Published online by Cambridge University Press: 23 May 2014
One of the most attractive and stimulating features about research in African history has been its eclecticism. Grounded particularly in the extensive and fertile field of social anthropology, Africanists have explored the implications of cultural relativism and the techniques of structural-functional analysis. Now, when some of the basic assumptions which have undergirded social sciences are being questioned, historians might re-examine their own orientations toward the men and societies about which they write.

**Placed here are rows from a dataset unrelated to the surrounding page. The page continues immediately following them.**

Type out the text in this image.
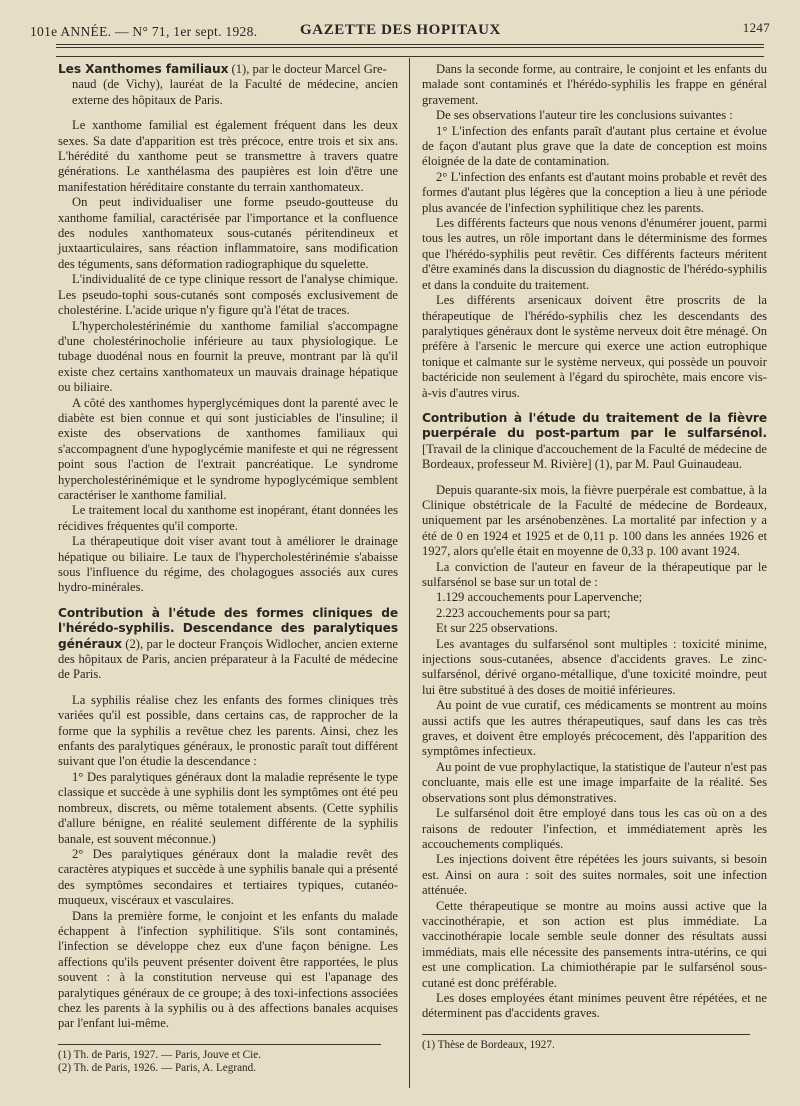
101e ANNÉE. — N° 71, 1er sept. 1928.	GAZETTE DES HOPITAUX	1247
Les Xanthomes familiaux (1), par le docteur Marcel Gre-
naud (de Vichy), lauréat de la Faculté de médecine, ancien externe des hôpitaux de Paris.

Le xanthome familial est également fréquent dans les deux sexes. Sa date d'apparition est très précoce, entre trois et six ans. L'hérédité du xanthome peut se transmettre à travers quatre générations. Le xanthélasma des paupières est loin d'être une manifestation héréditaire constante du terrain xanthomateux.

On peut individualiser une forme pseudo-goutteuse du xanthome familial, caractérisée par l'importance et la confluence des nodules xanthomateux sous-cutanés péritendineux et juxtaarticulaires, sans réaction inflammatoire, sans modification des téguments, sans déformation radiographique du squelette.

L'individualité de ce type clinique ressort de l'analyse chimique. Les pseudo-tophi sous-cutanés sont composés exclusivement de cholestérine. L'acide urique n'y figure qu'à l'état de traces.

L'hypercholestérinémie du xanthome familial s'accompagne d'une cholestérinocholie inférieure au taux physiologique. Le tubage duodénal nous en fournit la preuve, montrant par là qu'il existe chez certains xanthomateux un mauvais drainage hépatique ou biliaire.

A côté des xanthomes hyperglycémiques dont la parenté avec le diabète est bien connue et qui sont justiciables de l'insuline; il existe des observations de xanthomes familiaux qui s'accompagnent d'une hypoglycémie manifeste et qui ne régressent point sous l'action de l'extrait pancréatique. Le syndrome hypercholestérinémique et le syndrome hypoglycémique semblent caractériser le xanthome familial.

Le traitement local du xanthome est inopérant, étant données les récidives fréquentes qu'il comporte.

La thérapeutique doit viser avant tout à améliorer le drainage hépatique ou biliaire. Le taux de l'hypercholestérinémie s'abaisse sous l'influence du régime, des cholagogues associés aux cures hydro-minérales.

Contribution à l'étude des formes cliniques de l'hérédo-syphilis. Descendance des paralytiques généraux (2), par le docteur François Widlocher, ancien externe des hôpitaux de Paris, ancien préparateur à la Faculté de médecine de Paris.

La syphilis réalise chez les enfants des formes cliniques très variées qu'il est possible, dans certains cas, de rapprocher de la forme que la syphilis a revêtue chez les parents. Ainsi, chez les enfants des paralytiques généraux, le pronostic paraît tout différent suivant que l'on étudie la descendance :

1° Des paralytiques généraux dont la maladie représente le type classique et succède à une syphilis dont les symptômes ont été peu nombreux, discrets, ou même totalement absents. (Cette syphilis d'allure bénigne, en réalité seulement différente de la syphilis banale, est souvent méconnue.)

2° Des paralytiques généraux dont la maladie revêt des caractères atypiques et succède à une syphilis banale qui a présenté des symptômes secondaires et tertiaires typiques, cutanéo-muqueux, viscéraux et vasculaires.

Dans la première forme, le conjoint et les enfants du malade échappent à l'infection syphilitique. S'ils sont contaminés, l'infection se développe chez eux d'une façon bénigne. Les affections qu'ils peuvent présenter doivent être rapportées, le plus souvent : à la constitution nerveuse qui est l'apanage des paralytiques généraux de ce groupe; à des toxi-infections associées chez les parents à la syphilis ou à des affections banales acquises par l'enfant lui-même.

(1) Th. de Paris, 1927. — Paris, Jouve et Cie.

(2) Th. de Paris, 1926. — Paris, A. Legrand.

Dans la seconde forme, au contraire, le conjoint et les enfants du malade sont contaminés et l'hérédo-syphilis les frappe en général gravement.

De ses observations l'auteur tire les conclusions suivantes :

1° L'infection des enfants paraît d'autant plus certaine et évolue de façon d'autant plus grave que la date de conception est moins éloignée de la date de contamination.

2° L'infection des enfants est d'autant moins probable et revêt des formes d'autant plus légères que la conception a lieu à une période plus avancée de l'infection syphilitique chez les parents.

Les différents facteurs que nous venons d'énumérer jouent, parmi tous les autres, un rôle important dans le déterminisme des formes que l'hérédo-syphilis peut revêtir. Ces différents facteurs méritent d'être examinés dans la discussion du diagnostic de l'hérédo-syphilis et dans la conduite du traitement.

Les différents arsenicaux doivent être proscrits de la thérapeutique de l'hérédo-syphilis chez les descendants des paralytiques généraux dont le système nerveux doit être ménagé. On préfère à l'arsenic le mercure qui exerce une action eutrophique tonique et calmante sur le système nerveux, qui possède un pouvoir bactéricide non seulement à l'égard du spirochète, mais encore vis-à-vis d'autres virus.

Contribution à l'étude du traitement de la fièvre puerpérale du post-partum par le sulfarsénol. [Travail de la clinique d'accouchement de la Faculté de médecine de Bordeaux, professeur M. Rivière] (1), par M. Paul Guinaudeau.

Depuis quarante-six mois, la fièvre puerpérale est combattue, à la Clinique obstétricale de la Faculté de médecine de Bordeaux, uniquement par les arsénobenzènes. La mortalité par infection y a été de 0 en 1924 et 1925 et de 0,11 p. 100 dans les années 1926 et 1927, alors qu'elle était en moyenne de 0,33 p. 100 avant 1924.

La conviction de l'auteur en faveur de la thérapeutique par le sulfarsénol se base sur un total de :

1.129 accouchements pour Lapervenche;

2.223 accouchements pour sa part;

Et sur 225 observations.

Les avantages du sulfarsénol sont multiples : toxicité minime, injections sous-cutanées, absence d'accidents graves. Le zinc-sulfarsénol, dérivé organo-métallique, d'une toxicité moindre, peut lui être substitué à des doses de moitié inférieures.

Au point de vue curatif, ces médicaments se montrent au moins aussi actifs que les autres thérapeutiques, sauf dans les cas très graves, et doivent être employés précocement, dès l'apparition des symptômes infectieux.

Au point de vue prophylactique, la statistique de l'auteur n'est pas concluante, mais elle est une image imparfaite de la réalité. Ses observations sont plus démonstratives.

Le sulfarsénol doit être employé dans tous les cas où on a des raisons de redouter l'infection, et immédiatement après les accouchements compliqués.

Les injections doivent être répétées les jours suivants, si besoin est. Ainsi on aura : soit des suites normales, soit une infection atténuée.

Cette thérapeutique se montre au moins aussi active que la vaccinothérapie, et son action est plus immédiate. La vaccinothérapie locale semble seule donner des résultats aussi immédiats, mais elle nécessite des pansements intra-utérins, ce qui est une complication. La chimiothérapie par le sulfarsénol sous-cutané est donc préférable.

Les doses employées étant minimes peuvent être répétées, et ne déterminent pas d'accidents graves.

(1) Thèse de Bordeaux, 1927.
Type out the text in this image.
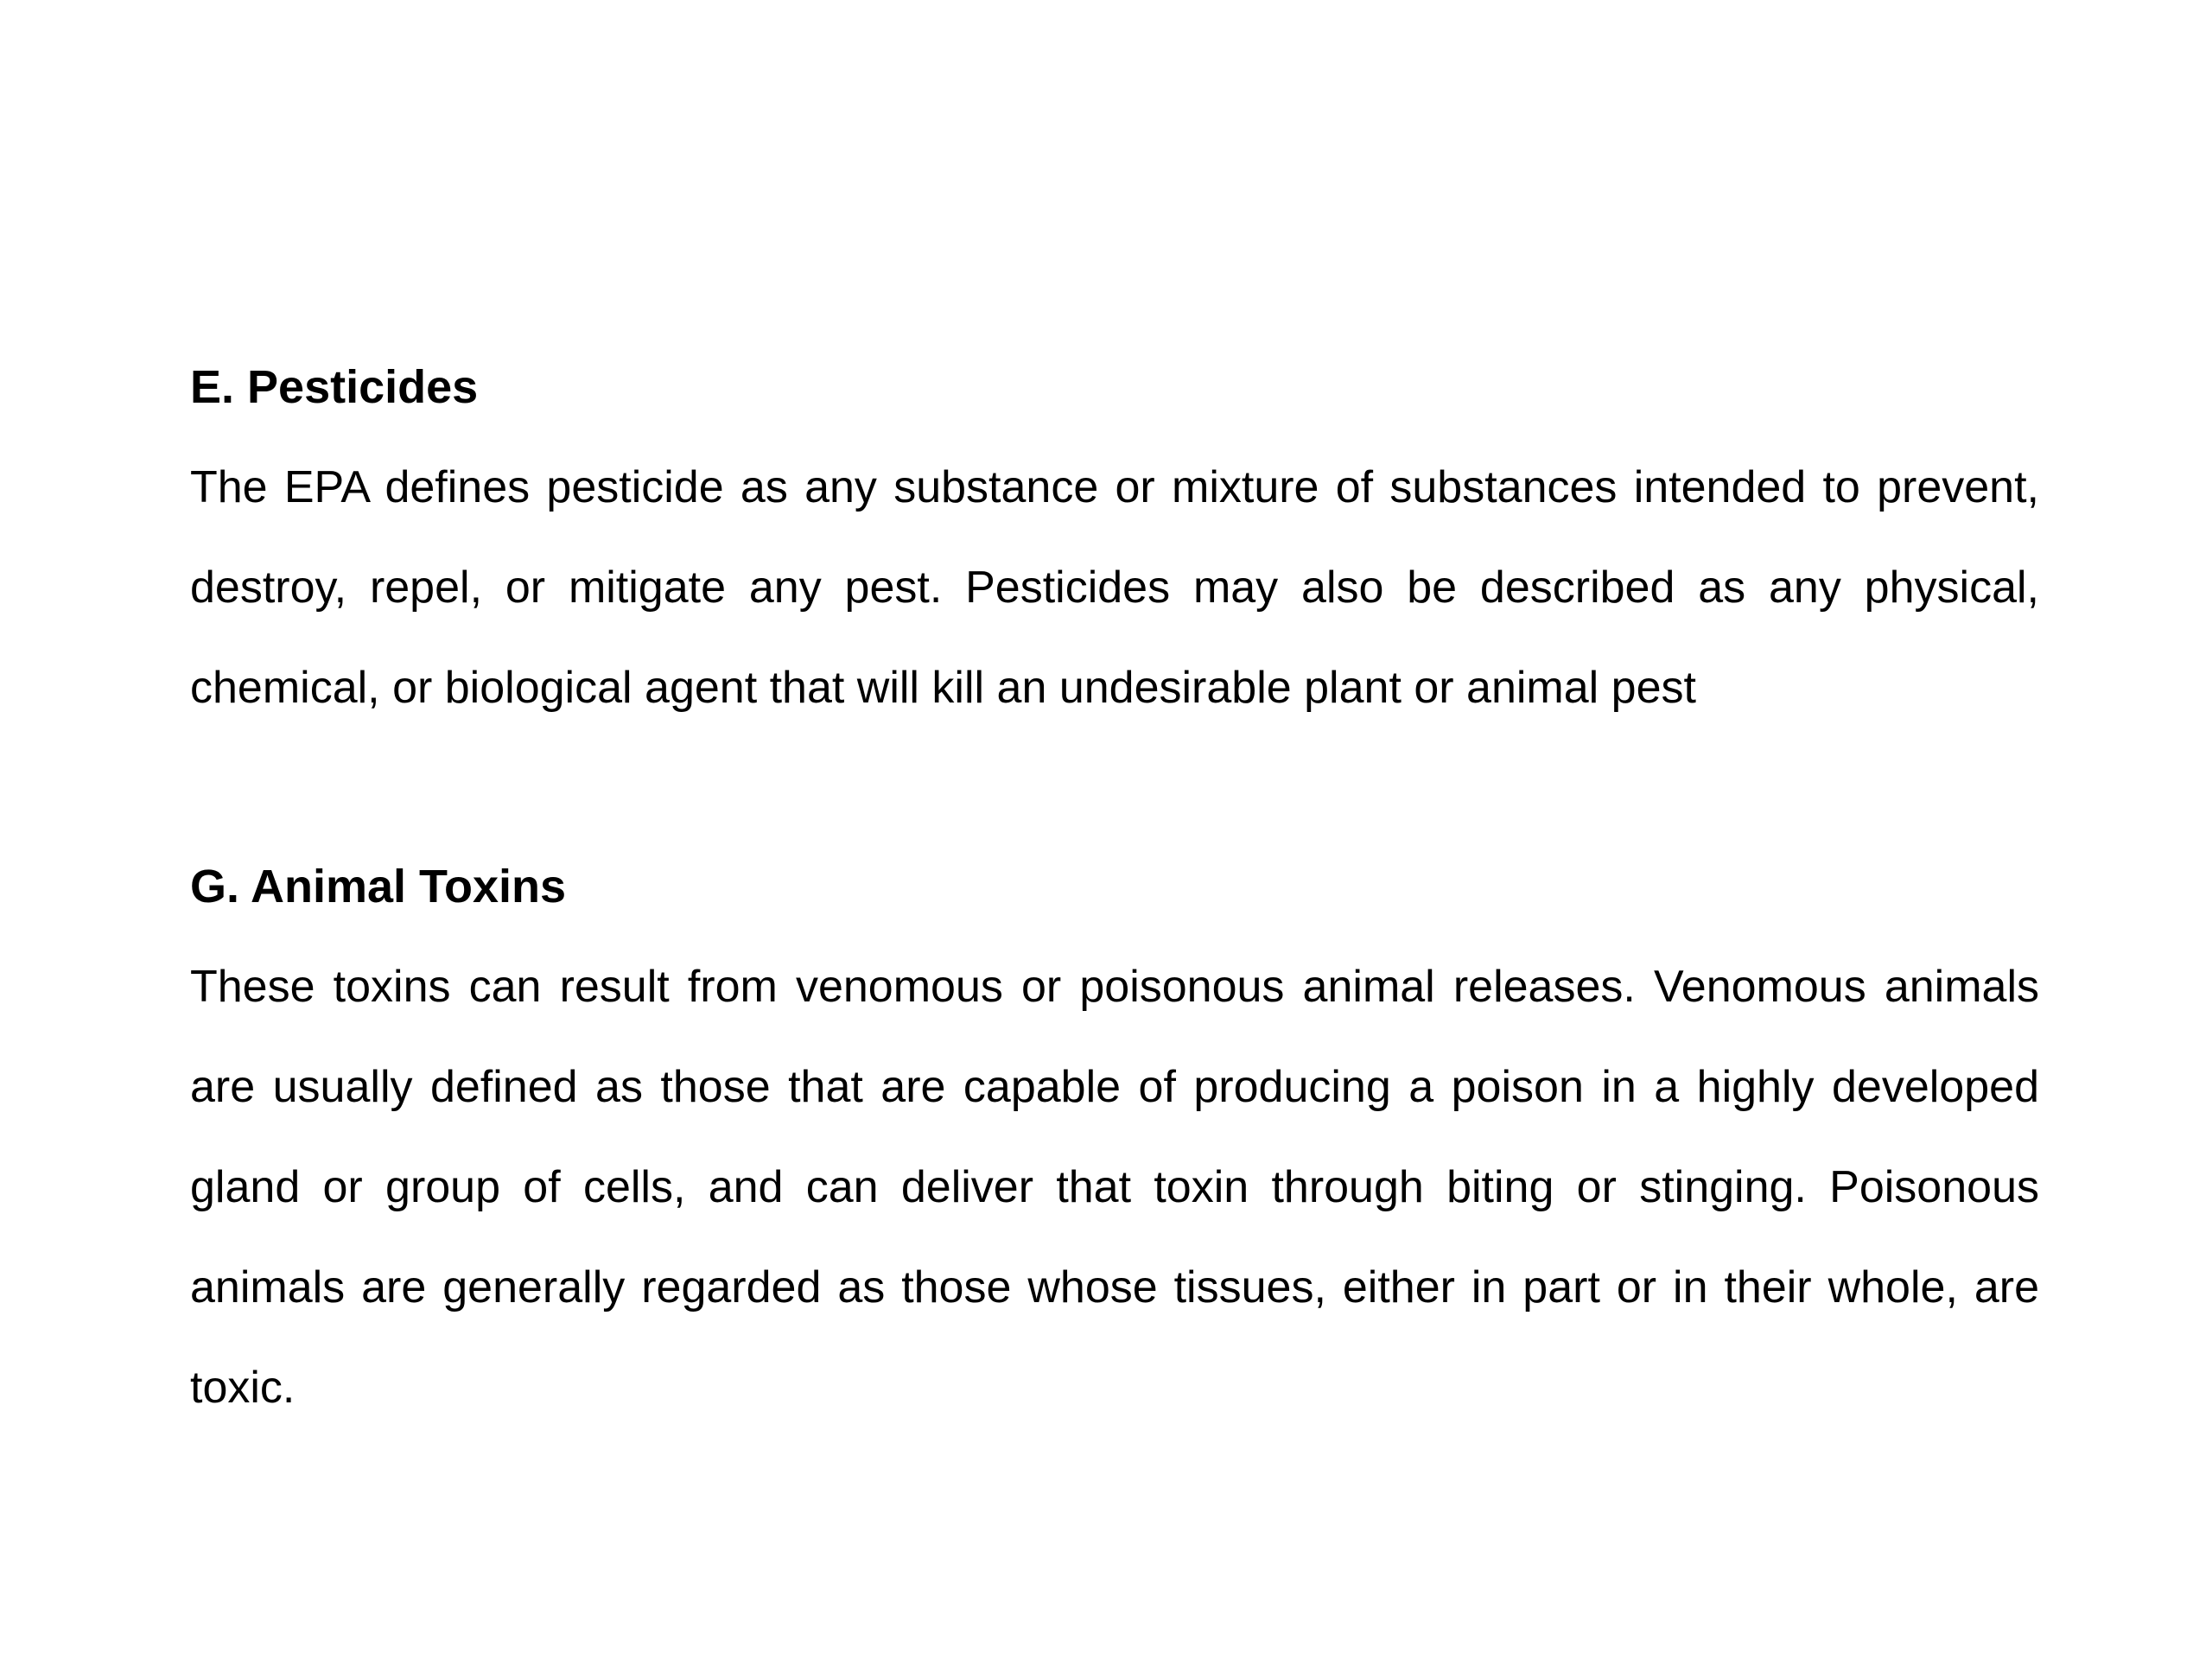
E. Pesticides

The EPA defines pesticide as any substance or mixture of substances intended to prevent, destroy, repel, or mitigate any pest. Pesticides may also be described as any physical, chemical, or biological agent that will kill an undesirable plant or animal pest

G. Animal Toxins

These toxins can result from venomous or poisonous animal releases. Venomous animals are usually defined as those that are capable of producing a poison in a highly developed gland or group of cells, and can deliver that toxin through biting or stinging. Poisonous animals are generally regarded as those whose tissues, either in part or in their whole, are toxic.
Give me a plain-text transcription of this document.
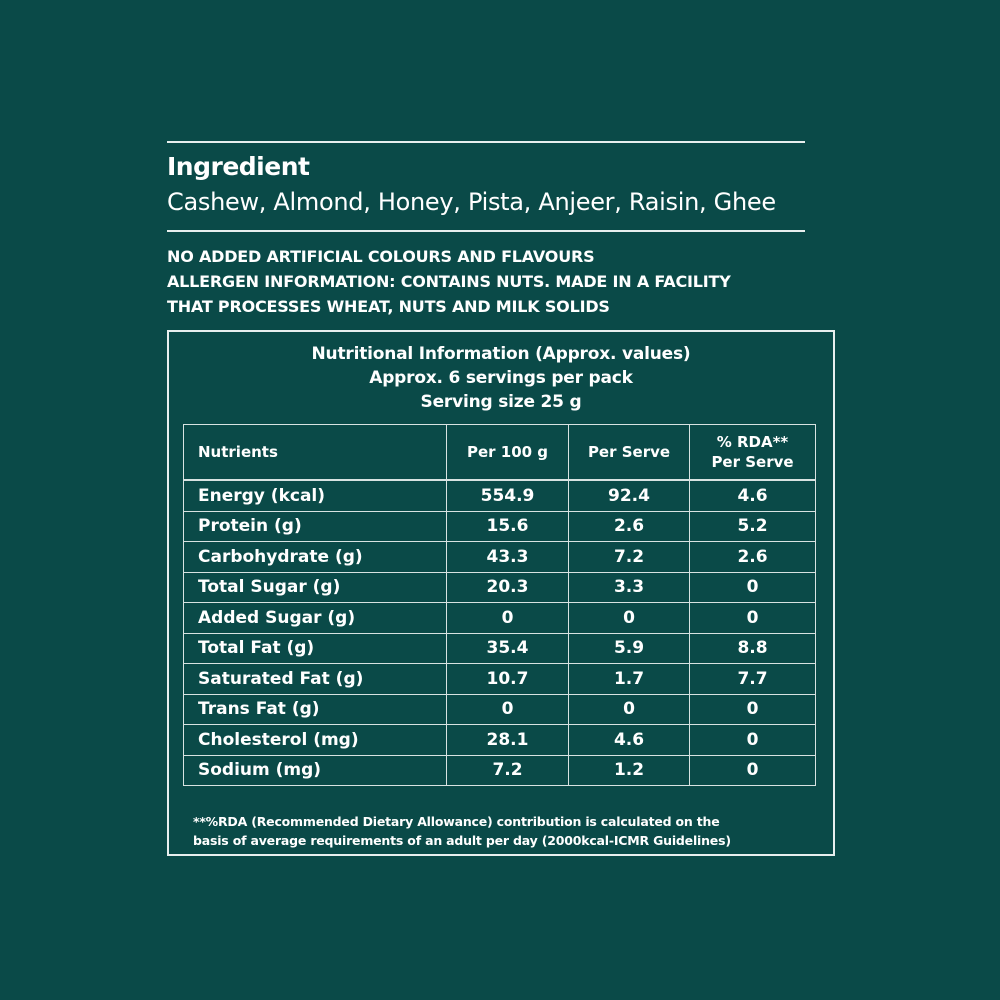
Ingredient
Cashew, Almond, Honey, Pista, Anjeer, Raisin, Ghee
NO ADDED ARTIFICIAL COLOURS AND FLAVOURS
ALLERGEN INFORMATION: CONTAINS NUTS. MADE IN A FACILITY
THAT PROCESSES WHEAT, NUTS AND MILK SOLIDS
Nutritional Information (Approx. values)
Approx. 6 servings per pack
Serving size 25 g
Nutrients	Per 100 g	Per Serve	% RDA**
Per Serve

Energy (kcal)	554.9	92.4	4.6
Protein (g)	15.6	2.6	5.2
Carbohydrate (g)	43.3	7.2	2.6
Total Sugar (g)	20.3	3.3	0
Added Sugar (g)	0	0	0
Total Fat (g)	35.4	5.9	8.8
Saturated Fat (g)	10.7	1.7	7.7
Trans Fat (g)	0	0	0
Cholesterol (mg)	28.1	4.6	0
Sodium (mg)	7.2	1.2	0
**%RDA (Recommended Dietary Allowance) contribution is calculated on the
basis of average requirements of an adult per day (2000kcal-ICMR Guidelines)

Claude Lévi-Strauss has suggested that Westerners have been taught to identify subjectively with the “we” of the West, in subconscious opposition to the “other” of the rest of the world. European historians have often encompassed basic contradictions within the Western heritage by opposing that heritage, as a package, to historical experience elsewhere (Lévi-Strauss 1967, p. 258 f.n.). Intensive studies in local history throughout the world, on the other hand, can contribute immensely to reaching a fuller understanding of various ways in which men have related to one another. According to Lévi-Strauss,
each of the tens or hundreds of thousands of societies which have existed side by side in the world or succeeded one another since man's first appearance, has claimed that it contains the science of all the meaning and dignity of which human society is capable and, reduced though it may have been to a small nomad band or a hamlet lost in the depths of the forest, its claim has in its own eyes rested on a moral certainty comparable to that which we can invoke in our own case (p. 249).